News that involves the police is inherently dramatic, and stories about what police officers do regularly make the news—asset seizure of hundreds of thousands of dollars, wrongful shootings of unarmed individuals, hostage situations, and so forth. But interactions with the police are everyday occurrences; they happen to anyone and everyone. There are enough that, if a small percentage go bad, they can add up to a high number of cases of misfortune. Notably, police interactions that are also instances of police abuse and misbehavior often constitute violations of our constitutional rights, but most of them are unlikely to make the front page.
But some do. Consider the recent account of a traffic stop involving the Delaware State Women’s Lacrosse Team. These athletes were traveling home after playing a game against Stetson University. Suddenly, their bus was pulled over by officers in Liberty County, Georgia, allegedly for driving in the wrong lane. What happened next? Officers, without any shred of evidence, tore through the women’s luggage, looking for—they claimed—marijuana, heroin, ketamine, or evidence of “child trafficking.” The deputies brought in drug-sniffing dogs and threw underwear onto the street in a fruitless search for drugs that didn’t exist, intermittently threatening the women with prison sentences.
This humiliating turn of events was, if anything, a good outcome; that is, no evidence of wrongdoing was found and the athletes were eventually told that they were free to go. Every year, government agents do worse: they take and keep billions of dollars through civil asset forfeiture from ordinary Americans who have never been convicted, or even charged with, wrongdoing. And dramatic seizures of tens of thousands of dollars are atypical. The median cash seizure (depending on which state it occurs in) currently amounts to between a few hundred to a few thousand dollars. A cash seizure of that size is likely to be a terrible blow to the welfare of the everyday American.
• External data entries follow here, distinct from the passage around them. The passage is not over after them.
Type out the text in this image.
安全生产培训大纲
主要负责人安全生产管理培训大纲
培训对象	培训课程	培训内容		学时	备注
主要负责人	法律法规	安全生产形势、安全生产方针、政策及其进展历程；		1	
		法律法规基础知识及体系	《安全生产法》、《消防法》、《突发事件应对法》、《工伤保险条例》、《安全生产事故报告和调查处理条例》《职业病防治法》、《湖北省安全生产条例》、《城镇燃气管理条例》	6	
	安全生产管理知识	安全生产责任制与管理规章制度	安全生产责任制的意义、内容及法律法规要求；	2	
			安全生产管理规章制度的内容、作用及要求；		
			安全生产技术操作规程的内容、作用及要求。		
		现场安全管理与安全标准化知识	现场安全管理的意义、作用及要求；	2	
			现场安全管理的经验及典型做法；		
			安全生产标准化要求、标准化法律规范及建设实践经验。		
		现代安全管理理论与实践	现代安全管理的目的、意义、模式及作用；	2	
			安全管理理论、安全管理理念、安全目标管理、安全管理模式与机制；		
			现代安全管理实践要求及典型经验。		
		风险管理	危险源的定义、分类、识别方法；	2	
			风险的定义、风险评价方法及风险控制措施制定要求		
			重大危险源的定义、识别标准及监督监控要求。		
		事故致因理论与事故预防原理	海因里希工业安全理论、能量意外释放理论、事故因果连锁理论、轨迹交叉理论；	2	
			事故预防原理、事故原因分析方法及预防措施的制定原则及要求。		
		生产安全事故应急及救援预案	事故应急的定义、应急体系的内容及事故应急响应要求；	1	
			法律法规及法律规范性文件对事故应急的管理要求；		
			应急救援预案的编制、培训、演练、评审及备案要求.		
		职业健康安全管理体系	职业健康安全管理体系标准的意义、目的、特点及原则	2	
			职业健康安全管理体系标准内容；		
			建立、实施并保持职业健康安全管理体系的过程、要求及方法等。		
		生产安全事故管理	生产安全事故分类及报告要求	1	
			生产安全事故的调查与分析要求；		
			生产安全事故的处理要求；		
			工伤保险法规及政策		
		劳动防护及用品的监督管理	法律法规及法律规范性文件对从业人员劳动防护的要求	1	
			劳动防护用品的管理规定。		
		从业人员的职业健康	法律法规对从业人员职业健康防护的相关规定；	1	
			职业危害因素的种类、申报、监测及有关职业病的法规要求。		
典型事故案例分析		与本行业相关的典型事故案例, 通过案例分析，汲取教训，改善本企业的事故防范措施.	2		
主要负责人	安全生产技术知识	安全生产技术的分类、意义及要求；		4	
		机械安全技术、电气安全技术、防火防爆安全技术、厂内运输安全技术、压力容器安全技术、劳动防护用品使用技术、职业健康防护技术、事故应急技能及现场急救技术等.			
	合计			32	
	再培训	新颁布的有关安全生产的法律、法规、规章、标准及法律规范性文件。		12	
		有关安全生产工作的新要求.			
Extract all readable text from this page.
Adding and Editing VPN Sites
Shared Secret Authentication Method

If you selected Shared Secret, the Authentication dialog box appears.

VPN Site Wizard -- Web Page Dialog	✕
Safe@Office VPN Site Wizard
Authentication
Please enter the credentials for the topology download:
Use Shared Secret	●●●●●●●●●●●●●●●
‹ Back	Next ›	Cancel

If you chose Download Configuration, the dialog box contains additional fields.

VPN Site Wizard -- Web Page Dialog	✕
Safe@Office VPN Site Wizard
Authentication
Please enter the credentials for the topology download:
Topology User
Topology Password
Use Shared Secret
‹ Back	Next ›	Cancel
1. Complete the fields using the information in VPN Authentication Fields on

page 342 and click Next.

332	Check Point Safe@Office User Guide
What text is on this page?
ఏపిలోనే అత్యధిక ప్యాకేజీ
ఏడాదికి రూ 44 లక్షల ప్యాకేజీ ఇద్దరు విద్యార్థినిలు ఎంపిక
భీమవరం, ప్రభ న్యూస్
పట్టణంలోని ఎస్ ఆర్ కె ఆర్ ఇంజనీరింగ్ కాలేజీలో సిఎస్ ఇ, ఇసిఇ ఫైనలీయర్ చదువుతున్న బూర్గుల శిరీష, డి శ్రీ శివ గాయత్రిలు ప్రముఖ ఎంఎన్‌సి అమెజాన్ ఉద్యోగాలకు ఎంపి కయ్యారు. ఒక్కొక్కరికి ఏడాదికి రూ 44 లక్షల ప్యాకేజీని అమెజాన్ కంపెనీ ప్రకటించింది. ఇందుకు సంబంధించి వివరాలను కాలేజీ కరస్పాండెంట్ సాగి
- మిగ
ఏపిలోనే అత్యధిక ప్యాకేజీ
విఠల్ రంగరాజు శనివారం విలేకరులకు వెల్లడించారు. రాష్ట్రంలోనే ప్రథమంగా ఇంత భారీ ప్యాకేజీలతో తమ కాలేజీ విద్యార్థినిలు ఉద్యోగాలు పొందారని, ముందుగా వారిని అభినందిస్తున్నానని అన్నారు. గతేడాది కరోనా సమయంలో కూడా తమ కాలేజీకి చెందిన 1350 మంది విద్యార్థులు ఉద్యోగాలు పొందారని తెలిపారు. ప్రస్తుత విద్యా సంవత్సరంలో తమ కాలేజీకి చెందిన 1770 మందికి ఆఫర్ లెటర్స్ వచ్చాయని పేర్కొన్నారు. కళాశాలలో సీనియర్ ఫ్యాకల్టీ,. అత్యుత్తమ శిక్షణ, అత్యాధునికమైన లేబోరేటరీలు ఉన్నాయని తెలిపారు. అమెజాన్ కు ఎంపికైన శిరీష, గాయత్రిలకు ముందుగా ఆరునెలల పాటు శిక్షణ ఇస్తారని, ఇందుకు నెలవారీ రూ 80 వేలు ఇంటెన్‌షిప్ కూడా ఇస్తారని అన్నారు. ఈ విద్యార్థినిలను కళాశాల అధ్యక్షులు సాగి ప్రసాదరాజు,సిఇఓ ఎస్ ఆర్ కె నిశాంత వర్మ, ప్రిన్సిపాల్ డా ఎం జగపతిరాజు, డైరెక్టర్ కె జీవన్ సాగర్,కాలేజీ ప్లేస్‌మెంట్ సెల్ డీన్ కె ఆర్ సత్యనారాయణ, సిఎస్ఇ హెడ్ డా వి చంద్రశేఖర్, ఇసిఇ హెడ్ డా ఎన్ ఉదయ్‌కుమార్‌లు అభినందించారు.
Moreover, most cash seizures go uncontested. Anyone subject to seizure has the formal opportunity to contest it and recover their property, but the average American, as a practical matter, lacks the resources to recover his or her stuff. After all, if your lawyer costs $300 an hour, it’s positively irrational to retain counsel if the property at issue is worth $1,000. What happens in the real world is that, around 80 percent of the time the government simply wins by default, as the person who had his or her property seized just doesn’t show up. Sadly, due process of law in such cases is, more or less, a myth.
We want to empower everyday Americans to be able to protect their rights, themselves, and their property from wrongful seizure and forfeiture. In our new video, we outline what to do in order to avoid police mistreatment. Those who want more information on this topic should also look at our recent publication, “They’re Taking My Stuff! What You Need to Know about Seizure and Forfeiture.”
Seizure and forfeiture aren’t going away. But law-abiding citizens who exercise forethought and good judgment can increase their chances of avoiding misfortune in this area.